Изменить размер шрифта - +
– Я не нуждаюсь в нем! Попросту я не хочу!

– А мне нужен секс, – прошептала Миша. – И я нуждаюсь в нем и очень хочу, но не могу!

– Все равно мы с вами пара! – не терял надежды Роджер.

– Я вас не люблю, – произнесла она совсем утомленно.

– Это не страшно!

– Я люблю его…

– Кого?

Она промолчала.

– Русского?

Миша моргнула, так как сил отвечать не было. Роджер истерично рассмеялся.

– Он же монах! Ему нельзя никого любить, кроме Господа! И вообще, как можно любить бесполое существо?

– Люблю…

Роджер познал, что такое ревность. Это такое чувство, будто бы в твоем желудке море адреналина и очень себя жалко. Костаки не привык себя жалеть, а потому два последующих дня просто просидел в комнате Миши, стараясь не смотреть на нее. Когда же случайно взгляд его все же падал на лицо девушки с закрытыми глазами, сердце Роджера вздрагивало.

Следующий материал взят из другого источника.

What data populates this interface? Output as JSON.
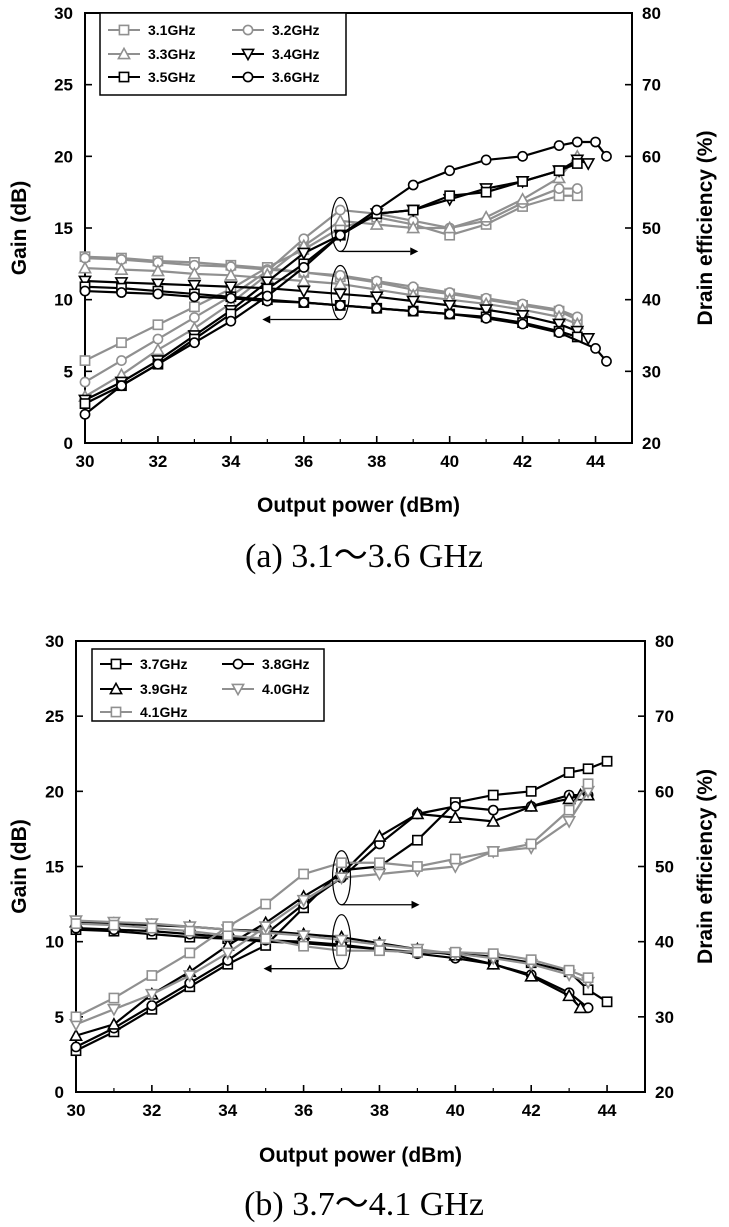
{
  "chart_data": [
    {
      "type": "line",
      "caption": "(a)  3.1～3.6  GHz",
      "xlabel": "Output power (dBm)",
      "ylabel": "Gain (dB)",
      "y2label": "Drain efficiency (%)",
      "xlim": [
        30,
        45
      ],
      "ylim": [
        0,
        30
      ],
      "y2lim": [
        20,
        80
      ],
      "xticks": [
        30,
        32,
        34,
        36,
        38,
        40,
        42,
        44
      ],
      "yticks": [
        0,
        5,
        10,
        15,
        20,
        25,
        30
      ],
      "y2ticks": [
        20,
        30,
        40,
        50,
        60,
        70,
        80
      ],
      "legend_position": "top-left",
      "annotations": [
        "ellipse at 37 dBm with arrow pointing right (efficiency axis)",
        "ellipse at 37 dBm with arrow pointing left (gain axis)"
      ],
      "series": [
        {
          "name": "3.1GHz",
          "marker": "square",
          "color": "#909090",
          "gain": {
            "x": [
              30,
              31,
              32,
              33,
              34,
              35,
              36,
              37,
              38,
              39,
              40,
              41,
              42,
              43,
              43.5
            ],
            "y": [
              13.0,
              12.9,
              12.7,
              12.6,
              12.4,
              12.2,
              11.9,
              11.6,
              11.2,
              10.7,
              10.4,
              10.0,
              9.6,
              9.2,
              8.6
            ]
          },
          "efficiency": {
            "x": [
              30,
              31,
              32,
              33,
              34,
              35,
              36,
              37,
              38,
              39,
              40,
              41,
              42,
              43,
              43.5
            ],
            "y": [
              31.5,
              34.0,
              36.5,
              39.0,
              41.5,
              44.5,
              47.0,
              50.0,
              51.5,
              50.5,
              49.0,
              50.5,
              53.0,
              54.5,
              54.5
            ]
          }
        },
        {
          "name": "3.2GHz",
          "marker": "circle",
          "color": "#909090",
          "gain": {
            "x": [
              30,
              31,
              32,
              33,
              34,
              35,
              36,
              37,
              38,
              39,
              40,
              41,
              42,
              43,
              43.5
            ],
            "y": [
              12.9,
              12.8,
              12.6,
              12.4,
              12.3,
              12.1,
              11.9,
              11.7,
              11.3,
              10.9,
              10.5,
              10.1,
              9.7,
              9.3,
              8.8
            ]
          },
          "efficiency": {
            "x": [
              30,
              31,
              32,
              33,
              34,
              35,
              36,
              37,
              38,
              39,
              40,
              41,
              42,
              43,
              43.5
            ],
            "y": [
              28.5,
              31.5,
              34.5,
              37.5,
              40.5,
              44.0,
              48.5,
              52.5,
              52.0,
              51.0,
              50.0,
              51.0,
              53.5,
              55.5,
              55.5
            ]
          }
        },
        {
          "name": "3.3GHz",
          "marker": "triangle-up",
          "color": "#909090",
          "gain": {
            "x": [
              30,
              31,
              32,
              33,
              34,
              35,
              36,
              37,
              38,
              39,
              40,
              41,
              42,
              43,
              43.5
            ],
            "y": [
              12.2,
              12.1,
              12.0,
              11.8,
              11.7,
              11.5,
              11.3,
              11.1,
              10.7,
              10.3,
              10.0,
              9.7,
              9.3,
              8.8,
              8.3
            ]
          },
          "efficiency": {
            "x": [
              30,
              31,
              32,
              33,
              34,
              35,
              36,
              37,
              38,
              39,
              40,
              41,
              42,
              43,
              43.5
            ],
            "y": [
              26.5,
              29.5,
              33.0,
              36.0,
              39.5,
              43.5,
              47.5,
              51.0,
              50.5,
              50.0,
              50.0,
              51.5,
              54.0,
              57.0,
              60.0
            ]
          }
        },
        {
          "name": "3.4GHz",
          "marker": "triangle-down",
          "color": "#000000",
          "gain": {
            "x": [
              30,
              31,
              32,
              33,
              34,
              35,
              36,
              37,
              38,
              39,
              40,
              41,
              42,
              43,
              43.5,
              43.8
            ],
            "y": [
              11.3,
              11.2,
              11.1,
              11.0,
              10.9,
              10.8,
              10.6,
              10.4,
              10.2,
              9.9,
              9.6,
              9.3,
              8.9,
              8.3,
              7.8,
              7.3
            ]
          },
          "efficiency": {
            "x": [
              30,
              31,
              32,
              33,
              34,
              35,
              36,
              37,
              38,
              39,
              40,
              41,
              42,
              43,
              43.5,
              43.8
            ],
            "y": [
              26.0,
              28.5,
              31.5,
              35.0,
              38.5,
              42.5,
              46.5,
              49.0,
              52.0,
              52.5,
              54.0,
              55.5,
              56.5,
              58.0,
              59.5,
              59.0
            ]
          }
        },
        {
          "name": "3.5GHz",
          "marker": "square",
          "color": "#000000",
          "gain": {
            "x": [
              30,
              31,
              32,
              33,
              34,
              35,
              36,
              37,
              38,
              39,
              40,
              41,
              42,
              43,
              43.5
            ],
            "y": [
              10.9,
              10.8,
              10.6,
              10.4,
              10.2,
              10.0,
              9.8,
              9.6,
              9.4,
              9.2,
              9.0,
              8.8,
              8.4,
              7.8,
              7.4
            ]
          },
          "efficiency": {
            "x": [
              30,
              31,
              32,
              33,
              34,
              35,
              36,
              37,
              38,
              39,
              40,
              41,
              42,
              43,
              43.5
            ],
            "y": [
              25.5,
              28.0,
              31.0,
              34.5,
              38.0,
              41.5,
              45.0,
              49.0,
              52.0,
              52.5,
              54.5,
              55.0,
              56.5,
              58.0,
              59.0
            ]
          }
        },
        {
          "name": "3.6GHz",
          "marker": "circle",
          "color": "#000000",
          "gain": {
            "x": [
              30,
              31,
              32,
              33,
              34,
              35,
              36,
              37,
              38,
              39,
              40,
              41,
              42,
              43,
              44,
              44.3
            ],
            "y": [
              10.6,
              10.5,
              10.4,
              10.2,
              10.1,
              9.9,
              9.8,
              9.6,
              9.4,
              9.2,
              9.0,
              8.7,
              8.3,
              7.7,
              6.6,
              5.7
            ]
          },
          "efficiency": {
            "x": [
              30,
              31,
              32,
              33,
              34,
              35,
              36,
              37,
              38,
              39,
              40,
              41,
              42,
              43,
              43.5,
              44,
              44.3
            ],
            "y": [
              24.0,
              28.0,
              31.0,
              34.0,
              37.0,
              40.5,
              44.5,
              49.0,
              52.5,
              56.0,
              58.0,
              59.5,
              60.0,
              61.5,
              62.0,
              62.0,
              60.0
            ]
          }
        }
      ]
    },
    {
      "type": "line",
      "caption": "(b)  3.7～4.1  GHz",
      "xlabel": "Output power (dBm)",
      "ylabel": "Gain (dB)",
      "y2label": "Drain efficiency (%)",
      "xlim": [
        30,
        45
      ],
      "ylim": [
        0,
        30
      ],
      "y2lim": [
        20,
        80
      ],
      "xticks": [
        30,
        32,
        34,
        36,
        38,
        40,
        42,
        44
      ],
      "yticks": [
        0,
        5,
        10,
        15,
        20,
        25,
        30
      ],
      "y2ticks": [
        20,
        30,
        40,
        50,
        60,
        70,
        80
      ],
      "legend_position": "top-left",
      "annotations": [
        "ellipse at 37 dBm with arrow pointing right (efficiency axis)",
        "ellipse at 37 dBm with arrow pointing left (gain axis)"
      ],
      "series": [
        {
          "name": "3.7GHz",
          "marker": "square",
          "color": "#000000",
          "gain": {
            "x": [
              30,
              31,
              32,
              33,
              34,
              35,
              36,
              37,
              38,
              39,
              40,
              41,
              42,
              43,
              43.5,
              44
            ],
            "y": [
              10.8,
              10.7,
              10.5,
              10.3,
              10.2,
              10.0,
              9.9,
              9.7,
              9.5,
              9.3,
              9.2,
              9.0,
              8.6,
              8.0,
              6.8,
              6.0
            ]
          },
          "efficiency": {
            "x": [
              30,
              31,
              32,
              33,
              34,
              35,
              36,
              37,
              38,
              39,
              40,
              41,
              42,
              43,
              43.5,
              44
            ],
            "y": [
              25.5,
              28.0,
              31.0,
              34.0,
              37.0,
              39.5,
              44.5,
              49.5,
              50.0,
              53.5,
              58.5,
              59.5,
              60.0,
              62.5,
              63.0,
              64.0
            ]
          }
        },
        {
          "name": "3.8GHz",
          "marker": "circle",
          "color": "#000000",
          "gain": {
            "x": [
              30,
              31,
              32,
              33,
              34,
              35,
              36,
              37,
              38,
              39,
              40,
              41,
              42,
              43,
              43.5
            ],
            "y": [
              10.9,
              10.8,
              10.7,
              10.5,
              10.3,
              10.1,
              10.0,
              9.8,
              9.5,
              9.2,
              8.9,
              8.5,
              7.8,
              6.6,
              5.6
            ]
          },
          "efficiency": {
            "x": [
              30,
              31,
              32,
              33,
              34,
              35,
              36,
              37,
              38,
              39,
              40,
              41,
              42,
              43,
              43.5
            ],
            "y": [
              26.0,
              28.5,
              31.5,
              34.5,
              37.5,
              41.0,
              45.0,
              48.5,
              53.0,
              57.0,
              58.0,
              57.5,
              58.0,
              59.5,
              59.5
            ]
          }
        },
        {
          "name": "3.9GHz",
          "marker": "triangle-up",
          "color": "#000000",
          "gain": {
            "x": [
              30,
              31,
              32,
              33,
              34,
              35,
              36,
              37,
              38,
              39,
              40,
              41,
              42,
              43,
              43.3
            ],
            "y": [
              11.3,
              11.2,
              11.1,
              11.0,
              10.8,
              10.7,
              10.5,
              10.3,
              9.9,
              9.5,
              9.1,
              8.5,
              7.7,
              6.4,
              5.6
            ]
          },
          "efficiency": {
            "x": [
              30,
              31,
              32,
              33,
              34,
              35,
              36,
              37,
              38,
              39,
              40,
              41,
              42,
              43,
              43.3,
              43.5
            ],
            "y": [
              27.5,
              29.0,
              33.0,
              36.0,
              39.5,
              42.5,
              46.0,
              49.0,
              54.0,
              57.0,
              56.5,
              56.0,
              58.0,
              59.0,
              59.5,
              59.5
            ]
          }
        },
        {
          "name": "4.0GHz",
          "marker": "triangle-down",
          "color": "#909090",
          "gain": {
            "x": [
              30,
              31,
              32,
              33,
              34,
              35,
              36,
              37,
              38,
              39,
              40,
              41,
              42,
              43,
              43.5
            ],
            "y": [
              11.4,
              11.3,
              11.2,
              11.0,
              10.8,
              10.6,
              10.4,
              10.1,
              9.8,
              9.5,
              9.2,
              8.9,
              8.5,
              7.8,
              7.3
            ]
          },
          "efficiency": {
            "x": [
              30,
              31,
              32,
              33,
              34,
              35,
              36,
              37,
              38,
              39,
              40,
              41,
              42,
              43,
              43.5
            ],
            "y": [
              29.0,
              31.0,
              33.0,
              35.5,
              38.5,
              42.0,
              45.5,
              48.5,
              49.0,
              49.5,
              50.0,
              52.0,
              52.5,
              56.0,
              60.0
            ]
          }
        },
        {
          "name": "4.1GHz",
          "marker": "square",
          "color": "#909090",
          "gain": {
            "x": [
              30,
              31,
              32,
              33,
              34,
              35,
              36,
              37,
              38,
              39,
              40,
              41,
              42,
              43,
              43.5
            ],
            "y": [
              11.2,
              11.1,
              10.9,
              10.7,
              10.4,
              10.2,
              9.7,
              9.4,
              9.4,
              9.3,
              9.3,
              9.2,
              8.8,
              8.1,
              7.6
            ]
          },
          "efficiency": {
            "x": [
              30,
              31,
              32,
              33,
              34,
              35,
              36,
              37,
              38,
              39,
              40,
              41,
              42,
              43,
              43.5
            ],
            "y": [
              30.0,
              32.5,
              35.5,
              38.5,
              42.0,
              45.0,
              49.0,
              50.5,
              50.5,
              50.0,
              51.0,
              52.0,
              53.0,
              57.5,
              61.0
            ]
          }
        }
      ]
    }
  ]
}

Ночью он проснулся в кресле от того, что ему показалось, будто Миша вновь произнесла:

– Я вас не люблю!

Кровь прилила к лицу музыканта, он поднялся с кресла, откинул полу пиджака и ловким движением вытащил из чехла палочку по имени Фаллос. Подошел к Мише, вдохнул всей грудью и опустил палочку на ее плечо. Комнату наполнил звук хрусталя, вслед за этим Костаки еще раз ударил по несбывшейся своей любви, потом еще и еще бил, пока комнату не наполнил звон разбивающегося стекла…

«Как бы не поранить ноги», – подумал Роджер, запихивая ботинком под кушетку сияющие осколки.

Уходя из комнаты, он не заметил, как в нее влетела попугай Лаура, которая по глупости поклевала мелкое стекло и с криком «Хайль Гитлер» издохла.

А потом все вернулось на круги своя. Роджер продолжал играть на треугольнике в музее, а вечерами ужинал у герра Риделя, не забывая при этом каждый раз вспоминать немецко австрийскую шутку: «Кирха, кюхен, киндер». Фрау Ридель всегда при этом плакала, а Роджер получал крохотное удовольствие.

Через полтора месяца мистеру Костаки позвонил семейный нотариус и сообщил, что его мать скончалась третьего дня в одиннадцатом часу утра…

– Вероятно, на похороны…

– Ее уже похоронили.

– Почему мне не сообщили раньше?

– Вас не легко было отыскать.

– Я вам соболезную…

– Это я вам соболезную, – сухо сказал нотариус. Роджер хотел было повесить трубку, но душеприказчик матери попросил не торопиться.

– Незадолго до смерти ваша мать приобрела на аукционе нотную рукопись композитора… Сошта… Кошта…

– Шостаковича? – вскричал Костаки.

– Именно, – подтвердил нотариус.

– Сегодня к вечеру я буду в Лондоне…

Лизбет умирала три дня. Почти все это время она была без сознания, а когда приходила в себя, то непременно встречала печальный взгляд доктора Вейнера.

За несколько секунд до смерти ей пригрезились двое мужчин: грек Костаки и ее сын Роджер. Далее сердце остановилось, и душа Лизбет, выскользнув через нос, унеслась в Вечность…

 

* * *

 

Роджер Костаки сидел в своем доме и плакал. Плакал от счастья, так как перед ним лежала подлинная нотная рукопись Шостаковича.

Он осторожно открыл ее, достал из чехла Жирнушку и начал играть. Так упоительно он никогда не играл. Все его сознание перебралось в нотную тетрадь, Костаки стал частью этих нот и бил Жирнушкой по треугольнику. Потом он вскинул указательный палец ко рту, дабы послюнявить и перевернуть страницу к тридцать девятой цифре, а когда истертая бумага легла направо, губы Роджера привычно прошептали: «Стаккато…» Он чуть было не умер, когда увидел значок «легато»!.